以上の事情があってエロヴヌリ・リーガに関しては「全国各地にスタジアムが散らばっている」とは言えない。このリーグに加盟しているクラブの4割(FCディナモ・トビリシ、FCガグラ、FCロコモティヴィ・トビリシ、FCサブルタロ)が首都トビリシにホームスタジアムを構えている。特にFCディナモ・トビリシは国内で人気のあるクラブで、このリーグを開催するスタジアムで最も収容人数の多い54,549人収容のボリス・パイチャーゼ・スタジアムをホームスタジアムとしている。なお他のスタジアムは収容人数の面では中小の規模のものが多い。ジョージアには温暖な地域が多いという事情があり、1991年のソ連からの独立を機に国内リーグがそれまでの春秋制から秋冬制に移行し、欧州のスケジュールに合わせた。ただし中央部のゴリや東部のテラヴィやボルニシの様に冬になると平均最低気温が氷点下になる地域も局地的に存在する。こういう場所にもエロヴヌリ・リーガの舞台で闘うスタジアムを本拠地とするクラブがある。そのせいか2016年シーズンからリーグ戦の開催時期を春秋制に戻した。

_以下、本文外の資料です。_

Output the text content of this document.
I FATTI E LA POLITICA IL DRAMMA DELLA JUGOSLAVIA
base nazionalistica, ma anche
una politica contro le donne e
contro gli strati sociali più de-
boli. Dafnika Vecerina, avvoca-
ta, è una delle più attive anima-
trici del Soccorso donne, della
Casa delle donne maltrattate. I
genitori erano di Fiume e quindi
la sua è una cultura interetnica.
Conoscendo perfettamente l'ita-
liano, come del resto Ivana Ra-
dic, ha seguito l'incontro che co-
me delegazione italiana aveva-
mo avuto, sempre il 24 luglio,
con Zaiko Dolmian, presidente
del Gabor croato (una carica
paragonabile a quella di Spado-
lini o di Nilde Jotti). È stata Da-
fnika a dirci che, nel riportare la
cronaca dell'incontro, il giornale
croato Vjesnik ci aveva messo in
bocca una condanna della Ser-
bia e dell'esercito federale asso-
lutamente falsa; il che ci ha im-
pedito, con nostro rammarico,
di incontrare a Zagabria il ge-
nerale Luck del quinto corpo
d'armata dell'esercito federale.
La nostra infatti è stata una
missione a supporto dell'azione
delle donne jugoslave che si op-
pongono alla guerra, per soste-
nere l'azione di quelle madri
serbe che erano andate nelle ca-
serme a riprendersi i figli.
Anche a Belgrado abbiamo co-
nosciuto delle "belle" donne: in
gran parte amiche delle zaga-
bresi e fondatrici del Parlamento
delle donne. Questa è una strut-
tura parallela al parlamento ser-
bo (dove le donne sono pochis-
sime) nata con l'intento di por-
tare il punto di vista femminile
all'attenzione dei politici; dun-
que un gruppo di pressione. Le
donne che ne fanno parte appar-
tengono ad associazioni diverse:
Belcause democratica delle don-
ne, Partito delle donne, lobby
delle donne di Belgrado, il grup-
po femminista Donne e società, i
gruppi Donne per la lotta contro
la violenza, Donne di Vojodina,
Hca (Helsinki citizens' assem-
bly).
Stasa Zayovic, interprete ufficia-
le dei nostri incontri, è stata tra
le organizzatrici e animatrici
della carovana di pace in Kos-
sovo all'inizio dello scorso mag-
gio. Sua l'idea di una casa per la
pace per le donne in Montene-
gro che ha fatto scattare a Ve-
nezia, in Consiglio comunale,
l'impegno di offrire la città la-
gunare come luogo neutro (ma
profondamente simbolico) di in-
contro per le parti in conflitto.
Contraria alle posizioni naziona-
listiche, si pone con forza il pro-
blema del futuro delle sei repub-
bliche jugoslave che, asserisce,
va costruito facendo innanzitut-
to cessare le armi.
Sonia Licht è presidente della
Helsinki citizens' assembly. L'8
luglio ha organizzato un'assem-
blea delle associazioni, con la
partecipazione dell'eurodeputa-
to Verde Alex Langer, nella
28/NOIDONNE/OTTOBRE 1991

エロヴヌリ・リーガ加盟クラブに所属している外国人選手で最も多いのはブラジル人(6人)である。これ自体は多くの国でも見られる現象だが、次に多いのはウクライナ人(4人)になっている。これは「ロシアに戦争を吹っかけられてきた」という共通の事情が有るからだろう。元々ソ連の一部だったにも関わらずロシア人選手が1人しか在籍していない事もジョージアの複雑な歴史を炙り出しにしている。なお他の外国人選手はナイジェリア人やガーナ人などのアフリカ勢やセルビア人やクロアチア人などの旧ユーゴスラビア勢が目立つ。度重なる内戦で経済が疲弊しているのか、外国人選手のいないクラブも複数存在する。
2021年シーズンのジョージアの大会ではFCディナモ・バトゥミが待望のエロヴヌリ・リーガ初優勝を果たした。その一方でカップ戦になるサカルトヴェロス・タシでは首都のクラブであるFCサブルタロがタイトルを獲った。ちなみにこの大会の決勝の主審はポーランド人が担当した。なお2020年シーズンのエロヴヌリ・リーガ優勝チームとしてFCディナモ・トビリシが2021-2022年シーズンのUEFAチャンピオンズリーグに挑戦したが、予選2回戦で敗退した。
ジョージアはサッカーが盛んな国である。サッカーがこの国の平和に役立つ事を願っている。